Readers who view the YouTube video, if they do not already know, will learn about how Moore’s law affirmed that the complexity of a chip doubled every generation (about 18-months). As shown below, the size of the silicon wafers evolved from initially being about the size of a finger on the left, into the large silver silo’s size in the center. The progress in size was matched by the drive to produce larger and ever more defect-free crystal lattice structures.

During his decade with Fairchild and his subsequent decades with Intel, Gene said he observed that the cost of minerals followed a similar upward trajectory as did the evolution of the semiconductors.

Gene then turned his attention to the “second effect,” mentioned above, the Rob Lavinsky effect. Gene credited Rob, along with Wayne Thompson, with changing his collecting in the direction of collecting rare and beautiful specimens. This is the story about what Gene called “a change in life.”

Before meeting Rob, Gene owned about 1,500 very diverse minerals, only a few of which, such as his Kongsberg silver specimens, were of interest to other collectors. As a result, of the two effects, Gene said: “I traded all of them, about 1,200 specimens, for the one tanzanite” shown below.

The increased value of the Intel transistors, described by Moore’s law, enabled this transition to focusing on collecting more beautiful crystals, including those below.

To learn about each of these large and beautiful single cell crystals, where they originated and how Gene obtained them, go to the YouTube video. There you will also learn the characteristics of what Gene’s ideal crystal looks like. Hint: it is the smallest of the four minerals shown below.

Readers will not want to miss Gene’s explanation of the transformation of minerals which is the basis for Moore’s law and how the increased purity of the semiconductors evolved and enabled the complexity and efficiency of the advanced integrated circuits.
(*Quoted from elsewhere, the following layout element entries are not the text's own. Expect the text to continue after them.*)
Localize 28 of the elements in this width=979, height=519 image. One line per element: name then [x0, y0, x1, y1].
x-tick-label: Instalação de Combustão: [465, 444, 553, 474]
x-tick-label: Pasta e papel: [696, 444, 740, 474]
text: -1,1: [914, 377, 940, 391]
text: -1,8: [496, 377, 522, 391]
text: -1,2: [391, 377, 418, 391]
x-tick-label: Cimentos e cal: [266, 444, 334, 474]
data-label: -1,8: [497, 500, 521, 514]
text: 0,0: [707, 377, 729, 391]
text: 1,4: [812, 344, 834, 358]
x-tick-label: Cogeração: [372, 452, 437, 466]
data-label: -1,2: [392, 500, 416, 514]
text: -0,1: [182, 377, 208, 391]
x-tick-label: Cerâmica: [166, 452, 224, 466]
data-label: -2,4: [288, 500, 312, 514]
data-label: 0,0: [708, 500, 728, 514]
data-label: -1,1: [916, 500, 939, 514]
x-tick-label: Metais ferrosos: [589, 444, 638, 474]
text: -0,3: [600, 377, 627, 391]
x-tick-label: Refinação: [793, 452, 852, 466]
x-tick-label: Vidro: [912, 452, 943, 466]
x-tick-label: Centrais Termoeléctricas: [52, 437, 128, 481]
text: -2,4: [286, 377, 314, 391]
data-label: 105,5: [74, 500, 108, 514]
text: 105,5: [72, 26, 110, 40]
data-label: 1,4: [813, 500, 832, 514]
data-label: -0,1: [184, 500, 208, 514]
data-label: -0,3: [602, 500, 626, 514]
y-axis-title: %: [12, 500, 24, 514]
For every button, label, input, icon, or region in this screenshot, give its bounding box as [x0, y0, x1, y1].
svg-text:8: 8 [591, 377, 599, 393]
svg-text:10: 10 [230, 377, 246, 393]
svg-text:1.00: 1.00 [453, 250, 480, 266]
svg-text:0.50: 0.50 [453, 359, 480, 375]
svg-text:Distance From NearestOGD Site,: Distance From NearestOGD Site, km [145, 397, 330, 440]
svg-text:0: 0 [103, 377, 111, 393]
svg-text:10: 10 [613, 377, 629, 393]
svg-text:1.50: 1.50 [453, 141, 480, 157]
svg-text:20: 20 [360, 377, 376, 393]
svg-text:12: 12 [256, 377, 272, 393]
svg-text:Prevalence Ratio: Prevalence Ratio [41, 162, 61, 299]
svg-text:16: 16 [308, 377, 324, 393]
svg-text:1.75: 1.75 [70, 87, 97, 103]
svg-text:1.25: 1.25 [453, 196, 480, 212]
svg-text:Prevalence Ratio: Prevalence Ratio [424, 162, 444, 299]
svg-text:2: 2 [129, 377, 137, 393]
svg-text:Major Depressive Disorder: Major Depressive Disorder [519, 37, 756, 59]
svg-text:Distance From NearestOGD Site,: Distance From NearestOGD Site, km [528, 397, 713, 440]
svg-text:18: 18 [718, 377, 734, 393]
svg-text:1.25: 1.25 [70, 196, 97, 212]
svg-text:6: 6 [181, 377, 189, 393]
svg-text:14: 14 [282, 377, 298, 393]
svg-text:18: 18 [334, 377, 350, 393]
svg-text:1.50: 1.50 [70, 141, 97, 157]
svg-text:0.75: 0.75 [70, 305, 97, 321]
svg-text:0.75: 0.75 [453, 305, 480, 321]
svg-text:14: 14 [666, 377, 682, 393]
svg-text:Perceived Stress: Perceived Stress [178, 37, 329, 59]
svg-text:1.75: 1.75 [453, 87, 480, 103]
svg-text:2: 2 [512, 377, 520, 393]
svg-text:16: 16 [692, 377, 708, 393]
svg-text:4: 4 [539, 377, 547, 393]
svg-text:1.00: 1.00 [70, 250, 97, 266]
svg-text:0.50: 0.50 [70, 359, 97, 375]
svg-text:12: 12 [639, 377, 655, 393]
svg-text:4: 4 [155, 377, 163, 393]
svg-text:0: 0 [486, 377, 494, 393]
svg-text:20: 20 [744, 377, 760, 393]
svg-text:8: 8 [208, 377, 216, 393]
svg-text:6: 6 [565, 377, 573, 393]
As shown below, it begins with the sandstone quartz silica that he found in Cleveland as a child. Refine it into metallic pure polysilica. Grow that defect free into the large silicon crystals. Turn that in the slices of silicon wafers which are then made into integrated circuits and high-tech electronic packages. This purification process is illustrated by following the clockwise circuit shown below. For Gene, it culminates in the ability to obtain beautiful crystals.

In conclusion, Gene quipped: “I came from Cleveland and, validated by Moore’s law, I turned sandstone into quartz” as illustrated in the slide below.  He added: “You know it took the Earth a long time to do that.  I did that in the space of forty years.”

As an extra feature, Gene recounted that he happened to be looking at the skyscape of New York City and for fun decided to arrange some of his crystals and photo shop them to mimic the NYC skyscape, shown here as bookends to Gene’s talk, at the beginning of this report and here below, at its conclusion.

MSDC’s president Dan Teich then thanked Gene for his superb presentation and opened the floor to questions and answers from his listeners.  The audience with strong applause signaled their great appreciation for Gene’s marvelously crafted presentation that, like the semiconductors with which he worked, he delivered without flaws or imperfections. We encourage all readers to watch the YouTube video of Gene’s presentation.

Tourmaline New York cityscape photoshopped to scale.